Problemas e demandas

Bittar e Lins falaram sobre algumas demandas que enxergam como urgentes. Do ponto de vista de quem acompanha de perto a produção de conteúdo para a infância, que passa por formação de plateia, a diretora da Mostra de Cinema Infantil de Florianópolis destaca que não existe no Brasil nenhuma proposta para esse tipo de conteúdo. "Tratam todos os assuntos como mais importantes do que trabalhar formação e infância. Existe um preconceito gigante. Acham que é um assunto menor. Nossa sociedade está num momento de caos e transformação profunda, e por isso investir em audiovisual para a infância é ainda mais importante. As pessoas crescem no Brasil vendo streaming americano e coreano. Os filmes nos cinemas são para a população a partir de 17 anos – e mesmo assim as pessoas não assistem. Ainda existe um preconceito gigante sobre cinema brasileiro e a gente finge que não vê. Os filmes ganham prêmios no mundo inteiro, mas não temos um mercado aqui". 

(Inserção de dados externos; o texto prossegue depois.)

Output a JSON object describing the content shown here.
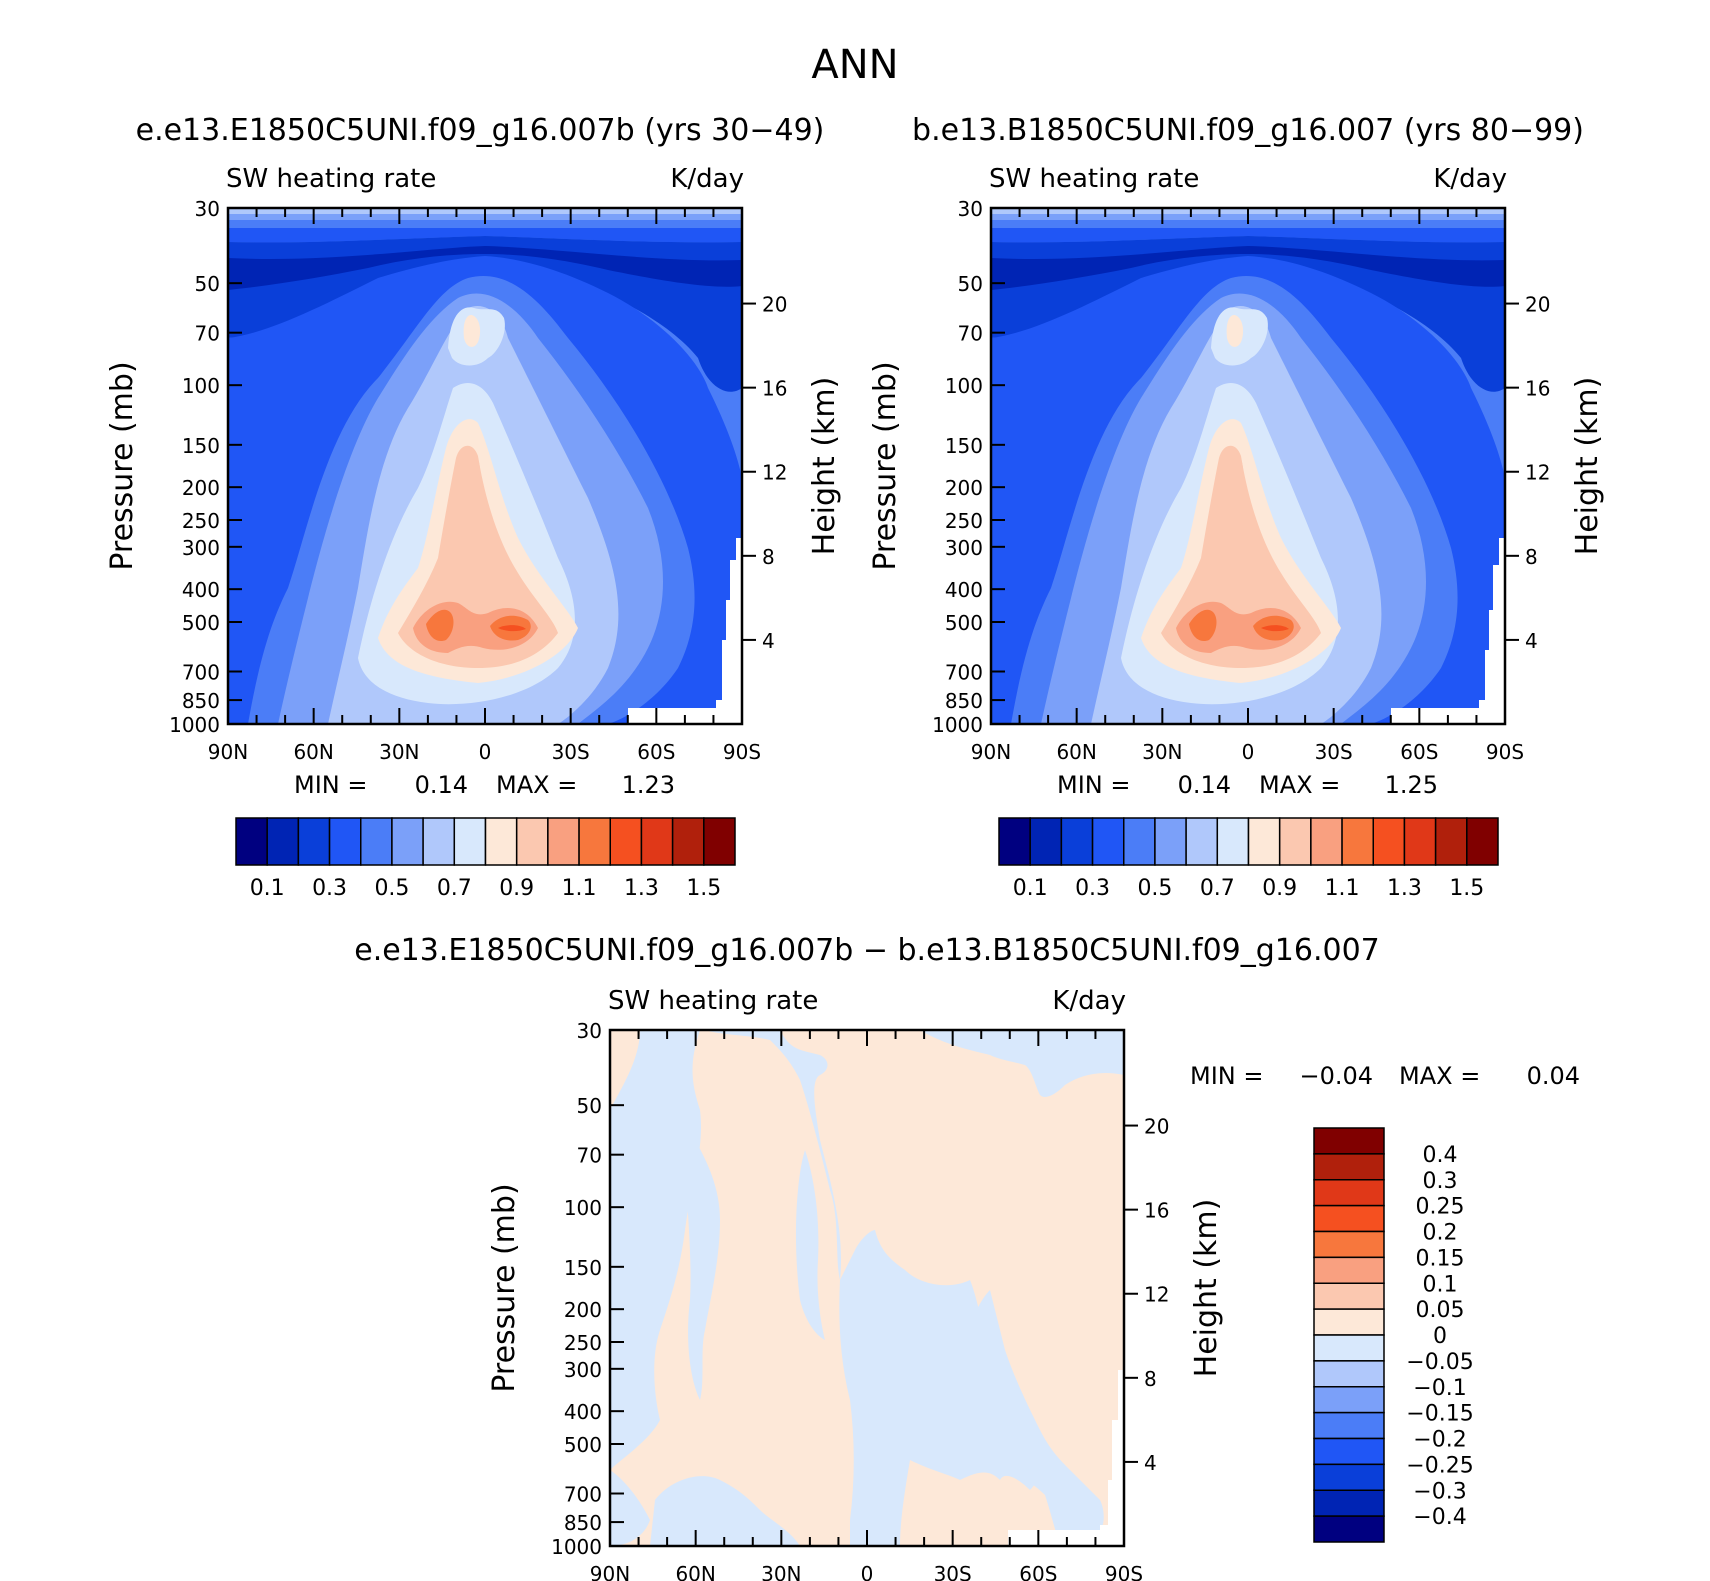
{
  "main_title": "ANN",
  "panels": [
    {
      "title": "e.e13.E1850C5UNI.f09_g16.007b (yrs 30−49)",
      "left_label": "SW heating rate",
      "right_label": "K/day",
      "ylabel": "Pressure (mb)",
      "y2label": "Height (km)",
      "min_label": "MIN =",
      "min_value": "0.14",
      "max_label": "MAX =",
      "max_value": "1.23"
    },
    {
      "title": "b.e13.B1850C5UNI.f09_g16.007 (yrs 80−99)",
      "left_label": "SW heating rate",
      "right_label": "K/day",
      "ylabel": "Pressure (mb)",
      "y2label": "Height (km)",
      "min_label": "MIN =",
      "min_value": "0.14",
      "max_label": "MAX =",
      "max_value": "1.25"
    },
    {
      "title": "e.e13.E1850C5UNI.f09_g16.007b − b.e13.B1850C5UNI.f09_g16.007",
      "left_label": "SW heating rate",
      "right_label": "K/day",
      "ylabel": "Pressure (mb)",
      "y2label": "Height (km)",
      "min_label": "MIN =",
      "min_value": "−0.04",
      "max_label": "MAX =",
      "max_value": "0.04"
    }
  ],
  "axes": {
    "x_ticks": [
      "90N",
      "60N",
      "30N",
      "0",
      "30S",
      "60S",
      "90S"
    ],
    "pressure_ticks": [
      "30",
      "50",
      "70",
      "100",
      "150",
      "200",
      "250",
      "300",
      "400",
      "500",
      "700",
      "850",
      "1000"
    ],
    "height_ticks": [
      "20",
      "16",
      "12",
      "8",
      "4"
    ]
  },
  "colorbar_abs": {
    "colors": [
      "#000080",
      "#0024b4",
      "#0a3fd9",
      "#2056f5",
      "#4b7df7",
      "#7ba0f9",
      "#b0c8fb",
      "#d8e8fc",
      "#fde8d8",
      "#fbc8b0",
      "#f9a080",
      "#f7773d",
      "#f55020",
      "#e03818",
      "#b0200c",
      "#800000"
    ],
    "labels": [
      "0.1",
      "0.3",
      "0.5",
      "0.7",
      "0.9",
      "1.1",
      "1.3",
      "1.5"
    ]
  },
  "colorbar_diff": {
    "colors": [
      "#800000",
      "#b0200c",
      "#e03818",
      "#f55020",
      "#f7773d",
      "#f9a080",
      "#fbc8b0",
      "#fde8d8",
      "#d8e8fc",
      "#b0c8fb",
      "#7ba0f9",
      "#4b7df7",
      "#2056f5",
      "#0a3fd9",
      "#0024b4",
      "#000080"
    ],
    "labels": [
      "0.4",
      "0.3",
      "0.25",
      "0.2",
      "0.15",
      "0.1",
      "0.05",
      "0",
      "−0.05",
      "−0.1",
      "−0.15",
      "−0.2",
      "−0.25",
      "−0.3",
      "−0.4"
    ]
  },
  "chart_data": [
    {
      "type": "heatmap",
      "title": "e.e13.E1850C5UNI.f09_g16.007b (yrs 30−49)",
      "variable": "SW heating rate",
      "units": "K/day",
      "xlabel": "",
      "ylabel": "Pressure (mb)",
      "y2label": "Height (km)",
      "x": [
        "90N",
        "60N",
        "30N",
        "0",
        "30S",
        "60S",
        "90S"
      ],
      "pressure_levels": [
        30,
        50,
        70,
        100,
        150,
        200,
        250,
        300,
        400,
        500,
        700,
        850,
        1000
      ],
      "height_km": [
        20,
        16,
        12,
        8,
        4
      ],
      "ylim": [
        1000,
        30
      ],
      "contour_levels": [
        0.1,
        0.2,
        0.3,
        0.4,
        0.5,
        0.6,
        0.7,
        0.8,
        0.9,
        1.0,
        1.1,
        1.2,
        1.3,
        1.4,
        1.5
      ],
      "min": 0.14,
      "max": 1.23
    },
    {
      "type": "heatmap",
      "title": "b.e13.B1850C5UNI.f09_g16.007 (yrs 80−99)",
      "variable": "SW heating rate",
      "units": "K/day",
      "xlabel": "",
      "ylabel": "Pressure (mb)",
      "y2label": "Height (km)",
      "x": [
        "90N",
        "60N",
        "30N",
        "0",
        "30S",
        "60S",
        "90S"
      ],
      "pressure_levels": [
        30,
        50,
        70,
        100,
        150,
        200,
        250,
        300,
        400,
        500,
        700,
        850,
        1000
      ],
      "height_km": [
        20,
        16,
        12,
        8,
        4
      ],
      "ylim": [
        1000,
        30
      ],
      "contour_levels": [
        0.1,
        0.2,
        0.3,
        0.4,
        0.5,
        0.6,
        0.7,
        0.8,
        0.9,
        1.0,
        1.1,
        1.2,
        1.3,
        1.4,
        1.5
      ],
      "min": 0.14,
      "max": 1.25
    },
    {
      "type": "heatmap",
      "title": "e.e13.E1850C5UNI.f09_g16.007b − b.e13.B1850C5UNI.f09_g16.007",
      "variable": "SW heating rate",
      "units": "K/day",
      "xlabel": "",
      "ylabel": "Pressure (mb)",
      "y2label": "Height (km)",
      "x": [
        "90N",
        "60N",
        "30N",
        "0",
        "30S",
        "60S",
        "90S"
      ],
      "pressure_levels": [
        30,
        50,
        70,
        100,
        150,
        200,
        250,
        300,
        400,
        500,
        700,
        850,
        1000
      ],
      "height_km": [
        20,
        16,
        12,
        8,
        4
      ],
      "ylim": [
        1000,
        30
      ],
      "contour_levels": [
        -0.4,
        -0.3,
        -0.25,
        -0.2,
        -0.15,
        -0.1,
        -0.05,
        0,
        0.05,
        0.1,
        0.15,
        0.2,
        0.25,
        0.3,
        0.4
      ],
      "min": -0.04,
      "max": 0.04
    }
  ]
}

Ainda falando dos conteúdos para a infância, ela fez uma observação para elogiar o trabalho em conjunto do CSC, SAV, MinC e MEC (Ministério da Educação) para regulamentar a Lei 13006/14, que estabelece as diretrizes e bases da educação nacional, de forma a obrigar a exibição de filmes de produção nacional nas escolas de educação básica por no mínimo duas horas mensais. "Isso muda muita coisa. A cidadania, a formação do povo brasileiro em relação à cultura e à sociedade, é formação de plateia concreta. Em relação a isso, vejo que estão acontecendo avanços, e deve sair em breve. É algo importante que vem de muitos anos e acho que finalmente se concretizará. Mas tem muitas outras coisas". 

E analisando as conjunturas atuais, Lins ainda aponta um sistema onde há muito dinheiro para a produção e pouco para outras áreas. "Falamos disso o tempo todo. É muita verba para produção e também uma valorização extra de festivais internacionais, com dinheiro para as pessoas irem até eles, e pouca atenção para os festivais daqui. A população brasileira não vê o filme brasileiro, precisamos escoar toda essa produção. Será que o streaming está comprando tantas produções assim? São muitas perguntas", refletiu. 

Bittar concorda que falta dinheiro para os outros elos – mas até dentro da produção, que de acordo com elas tem concentrado essa verba, existem questões. "O problema maior é que vai muito dinheiro para créditos que são inacessíveis para mais de 90% das empresas. Esses valores estão sendo escoados para quem já tem muito dinheiro. Ou seja: existe dinheiro, a questão é para onde ele está indo. E não é para as produtoras pequenas". 

Lins concluiu: "Queremos ainda no CSC fazer uma atualização da Lei do Audiovisual. O cenário hoje é completamente diferente de quando ela foi feita. São muitas as mudanças que precisam ser feitas. Temos que pensar em tudo. Infelizmente é uma estrutura, estamos tentando começar a mudar. Mas não é simples. Eu fico animada e agradeço ao MinC, mas eles têm de fazer mais. E nos deixar fazer mais. Estamos, de certa maneira, de mãos atadas. E queremos mudar essas engrenagens".